10/15/2007 18:27

Emergency Operations Center

I was reading a continuing education article about designing Emergency Operations Centers for emergency government services. The brand new centers are full of shiny conference tables and bright computer displays (which are always turned on for the pictures).

Behind the photos, the buildings are said to have special features to protect the structure, the occupants, and the operational functions from such probable risks as earthquakes, windstorms, power outages, and errant drivers. Those same features may be protective against less likely risks such as terrorists or nuclear attacks.

There are also intelligent additions such as personal environmental control systems which, the article says, "not only improve building performance, but also ... generally create a more comfortable environment for employees". (What a concept! Improve the building's performance and the people's performance.)

Well, it all seemed pretty cool.

Being the analytical type, you can guess that I immediately wondered Why? Being locked inside a large room with computer displays and scores of people "in stressful situations" (as the article understates) will never be my ideal employment. Yet there is something immensely appealing about the Emergency Operations Center. What?

My conclusion is that what is appealing is working together on an important mission.

Being a part of the team is half this appeal. No one films movies about loners who wander through life without any purpose. Almost no one. There isn't a lot of appeal there. (It is true that some movie anti-heroes are presented as loners, but most really aren't. And they are always working with a team when they are at their most heroic.)

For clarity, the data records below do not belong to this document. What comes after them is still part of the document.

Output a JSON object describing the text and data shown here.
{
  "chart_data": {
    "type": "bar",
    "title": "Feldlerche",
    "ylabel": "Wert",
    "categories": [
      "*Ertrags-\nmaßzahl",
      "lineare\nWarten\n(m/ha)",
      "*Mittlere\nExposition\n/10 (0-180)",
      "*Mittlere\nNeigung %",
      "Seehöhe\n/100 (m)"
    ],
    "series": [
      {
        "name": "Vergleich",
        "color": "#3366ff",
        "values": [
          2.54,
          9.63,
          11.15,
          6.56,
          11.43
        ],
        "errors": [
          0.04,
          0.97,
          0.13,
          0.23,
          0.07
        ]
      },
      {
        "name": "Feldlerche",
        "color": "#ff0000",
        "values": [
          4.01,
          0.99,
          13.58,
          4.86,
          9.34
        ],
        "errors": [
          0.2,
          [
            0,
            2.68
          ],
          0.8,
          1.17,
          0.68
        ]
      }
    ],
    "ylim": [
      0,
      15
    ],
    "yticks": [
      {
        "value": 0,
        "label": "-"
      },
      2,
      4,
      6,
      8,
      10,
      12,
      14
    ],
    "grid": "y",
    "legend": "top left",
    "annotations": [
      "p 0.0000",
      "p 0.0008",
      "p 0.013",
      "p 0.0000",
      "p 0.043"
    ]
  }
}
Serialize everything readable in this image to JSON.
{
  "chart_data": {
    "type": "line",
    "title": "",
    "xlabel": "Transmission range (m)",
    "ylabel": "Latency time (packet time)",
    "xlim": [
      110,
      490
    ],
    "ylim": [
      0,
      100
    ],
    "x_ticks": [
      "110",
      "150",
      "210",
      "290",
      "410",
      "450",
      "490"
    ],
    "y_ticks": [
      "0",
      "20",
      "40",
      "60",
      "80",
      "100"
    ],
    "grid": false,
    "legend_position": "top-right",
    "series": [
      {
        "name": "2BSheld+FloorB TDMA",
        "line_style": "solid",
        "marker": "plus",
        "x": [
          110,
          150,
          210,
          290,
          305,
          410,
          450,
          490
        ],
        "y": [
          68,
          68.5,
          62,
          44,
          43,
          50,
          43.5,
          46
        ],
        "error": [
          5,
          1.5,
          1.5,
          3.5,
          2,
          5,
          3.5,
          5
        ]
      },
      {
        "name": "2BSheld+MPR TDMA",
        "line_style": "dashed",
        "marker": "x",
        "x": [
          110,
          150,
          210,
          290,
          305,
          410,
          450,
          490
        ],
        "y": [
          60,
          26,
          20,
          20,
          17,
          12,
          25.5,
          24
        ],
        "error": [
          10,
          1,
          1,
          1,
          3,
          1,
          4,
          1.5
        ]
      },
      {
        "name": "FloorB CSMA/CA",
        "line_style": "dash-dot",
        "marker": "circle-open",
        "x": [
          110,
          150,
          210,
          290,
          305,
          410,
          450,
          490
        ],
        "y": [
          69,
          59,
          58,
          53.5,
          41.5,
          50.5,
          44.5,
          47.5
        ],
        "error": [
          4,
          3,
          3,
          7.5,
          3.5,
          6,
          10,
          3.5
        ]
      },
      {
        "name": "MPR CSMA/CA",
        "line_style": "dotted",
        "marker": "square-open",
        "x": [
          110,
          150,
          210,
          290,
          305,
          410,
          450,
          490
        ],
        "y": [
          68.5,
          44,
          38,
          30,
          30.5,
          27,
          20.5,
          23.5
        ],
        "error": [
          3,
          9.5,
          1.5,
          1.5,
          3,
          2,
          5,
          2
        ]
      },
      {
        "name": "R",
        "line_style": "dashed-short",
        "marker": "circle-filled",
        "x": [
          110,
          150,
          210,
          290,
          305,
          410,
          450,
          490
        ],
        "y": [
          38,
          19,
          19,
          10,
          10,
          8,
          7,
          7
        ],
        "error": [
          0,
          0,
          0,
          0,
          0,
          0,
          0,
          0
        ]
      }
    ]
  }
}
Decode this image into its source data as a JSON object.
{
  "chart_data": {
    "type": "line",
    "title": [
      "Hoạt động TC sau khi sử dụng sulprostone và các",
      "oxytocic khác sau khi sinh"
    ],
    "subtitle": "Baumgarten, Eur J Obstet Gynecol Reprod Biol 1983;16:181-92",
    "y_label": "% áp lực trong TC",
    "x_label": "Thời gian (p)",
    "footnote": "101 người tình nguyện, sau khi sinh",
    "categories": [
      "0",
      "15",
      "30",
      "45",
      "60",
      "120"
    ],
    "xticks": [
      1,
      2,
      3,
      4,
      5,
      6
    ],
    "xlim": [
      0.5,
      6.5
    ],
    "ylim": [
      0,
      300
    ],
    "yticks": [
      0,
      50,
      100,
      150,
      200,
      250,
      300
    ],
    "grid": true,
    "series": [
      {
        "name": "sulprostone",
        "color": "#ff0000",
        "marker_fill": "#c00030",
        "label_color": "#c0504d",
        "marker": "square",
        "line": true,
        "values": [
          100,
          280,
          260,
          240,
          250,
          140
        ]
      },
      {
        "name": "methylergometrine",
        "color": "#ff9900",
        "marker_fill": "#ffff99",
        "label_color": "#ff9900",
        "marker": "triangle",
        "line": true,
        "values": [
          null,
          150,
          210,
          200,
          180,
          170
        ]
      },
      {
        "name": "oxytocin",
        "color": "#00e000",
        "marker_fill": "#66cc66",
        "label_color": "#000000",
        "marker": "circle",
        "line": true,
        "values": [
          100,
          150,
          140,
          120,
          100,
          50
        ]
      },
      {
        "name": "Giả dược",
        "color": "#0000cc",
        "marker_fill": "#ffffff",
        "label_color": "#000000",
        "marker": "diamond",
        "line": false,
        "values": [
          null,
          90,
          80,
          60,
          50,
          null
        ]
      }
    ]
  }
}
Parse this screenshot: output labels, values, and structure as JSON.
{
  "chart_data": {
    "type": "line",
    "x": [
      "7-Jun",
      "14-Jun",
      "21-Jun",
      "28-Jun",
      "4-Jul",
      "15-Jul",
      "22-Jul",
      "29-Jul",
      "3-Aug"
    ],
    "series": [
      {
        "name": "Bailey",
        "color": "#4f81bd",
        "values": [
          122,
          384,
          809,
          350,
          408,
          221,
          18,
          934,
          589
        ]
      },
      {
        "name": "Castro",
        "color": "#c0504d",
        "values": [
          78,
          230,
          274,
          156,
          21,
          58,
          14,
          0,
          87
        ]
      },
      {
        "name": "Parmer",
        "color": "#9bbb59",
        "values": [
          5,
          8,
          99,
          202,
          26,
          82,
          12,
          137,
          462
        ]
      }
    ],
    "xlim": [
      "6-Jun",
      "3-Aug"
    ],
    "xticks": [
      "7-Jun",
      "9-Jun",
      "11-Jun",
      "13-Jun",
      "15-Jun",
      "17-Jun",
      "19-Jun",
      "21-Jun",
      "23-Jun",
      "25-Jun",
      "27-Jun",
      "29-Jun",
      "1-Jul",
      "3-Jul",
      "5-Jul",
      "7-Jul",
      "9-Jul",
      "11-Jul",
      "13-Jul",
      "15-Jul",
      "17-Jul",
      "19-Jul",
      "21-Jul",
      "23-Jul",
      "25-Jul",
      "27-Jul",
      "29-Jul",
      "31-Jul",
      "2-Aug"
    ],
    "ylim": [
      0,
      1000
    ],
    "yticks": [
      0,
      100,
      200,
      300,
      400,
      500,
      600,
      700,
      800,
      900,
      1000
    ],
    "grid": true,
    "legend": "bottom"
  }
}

The mission must be real, too. Something on the order of saving the world from destruction or (should I repeat this jibe?) Making the World Safe For Democracy will work. Even gaining control over energy waste might be sufficient if there could be a direct connection between the heroic action and the result.

I tend to think there needs to be a mission so that you, either as hero or as audience, can tell whether whether success is being achieved.

You have to be able to keep score, or what kind of a game is it?

Part of the appeal is playing the part, watching yourself be the hero carrying out your mission. Think of 7-year-old boys playing make-believe. For introverts, the score might be any realistic measure showing how close we have come to actual and final victory. For others, the applause meter might be a sufficient metric.

As I said, this article I was reading was presented as professional continuing education. It is followed by a mail-in multiple-choice quiz. This has the unfortunate effect of revealing how far continuing education strays from imagining myself as a key member of an Emergency Operations Center team saving the city from clear and present danger.

The reality of emergency government is probably far more mundane than the imagination, but continuing education is pretty much dead opposite. I wonder if actual reality would be more pleasant if we could make it just a little more like being part of a team with an important mission and a little less like continuing education.